Sega's decision here is the structurally interesting part. Streets of Rage is not a minor property — it is one of the defining series of the Genesis era and a pillar of the company's 16-bit identity. Handing it to Dotemu, Lizardcube, and Guard Crush, three small European studios with a combined headcount that would not fill a meeting room at a major publisher, was a bet that enthusiasm and specific expertise mattered more than scale.
It is the same bet Sega made with Christian Whitehead and Sonic Mania, and it worked for the same reason. A beat-'em-up is a genre with precise, unfashionable requirements — hit feedback, crowd management, the exact weight of a punch — that a large studio without genre veterans would have to rediscover from scratch. Guard Crush had already built the technology on Streets of Fury; Lizardcube had already proven its art and its reverence on Wonder Boy. Sega was not taking a risk on unknowns so much as recognising that the relevant skills now lived outside the building.

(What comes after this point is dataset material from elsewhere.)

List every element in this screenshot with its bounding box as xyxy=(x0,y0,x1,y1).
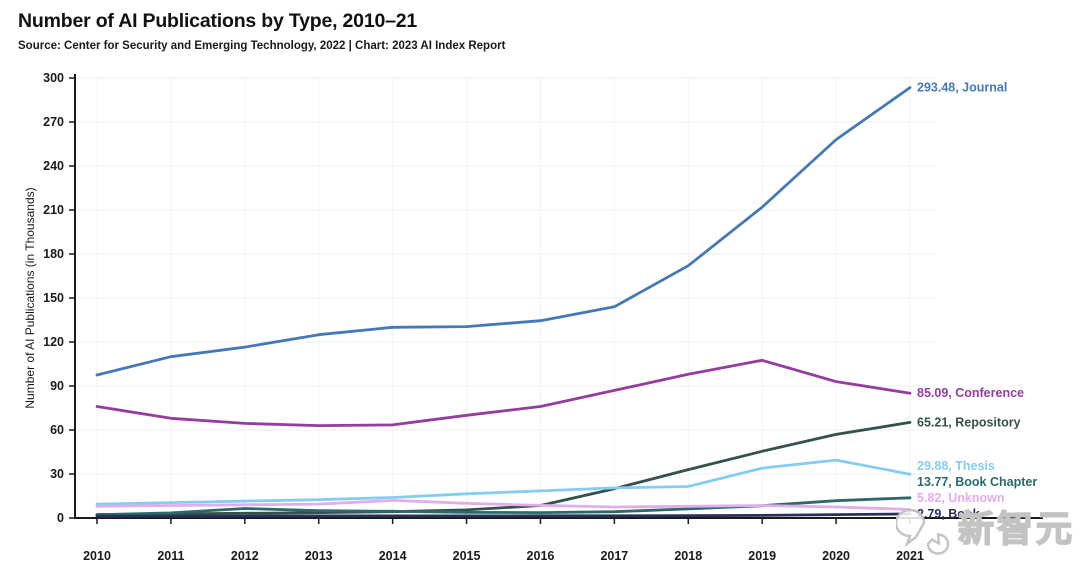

A core team of about five, producing a sequel to a beloved trilogy after a twenty-six-year gap, is a proposition that would have been dismissed as fantasy in most eras of the industry. It was viable in 2018 for concrete reasons: the engine existed already, digital distribution removed the manufacturing and retail barriers that once made small releases uneconomic, and the scope of a beat-'em-up is bounded in a way that an open-world game's is not. Constraints that once made a genre look obsolete turned out to make it perfectly suited to a small team.
The gap itself did real work. Twenty-six years meant there was no institutional expectation to satisfy and no recent entry to be measured against — the developers were answering to memory rather than to a predecessor anyone had played lately. That freed them to rebuild the art entirely in Lizardcube's hand-drawn style rather than performing pixel-art nostalgia, and to modernise the combat rather than reproducing 1994's. The result is a sequel that feels continuous with the trilogy without imitating it, which is a far harder thing to achieve than a faithful remaster and a considerably better argument for the series still being alive.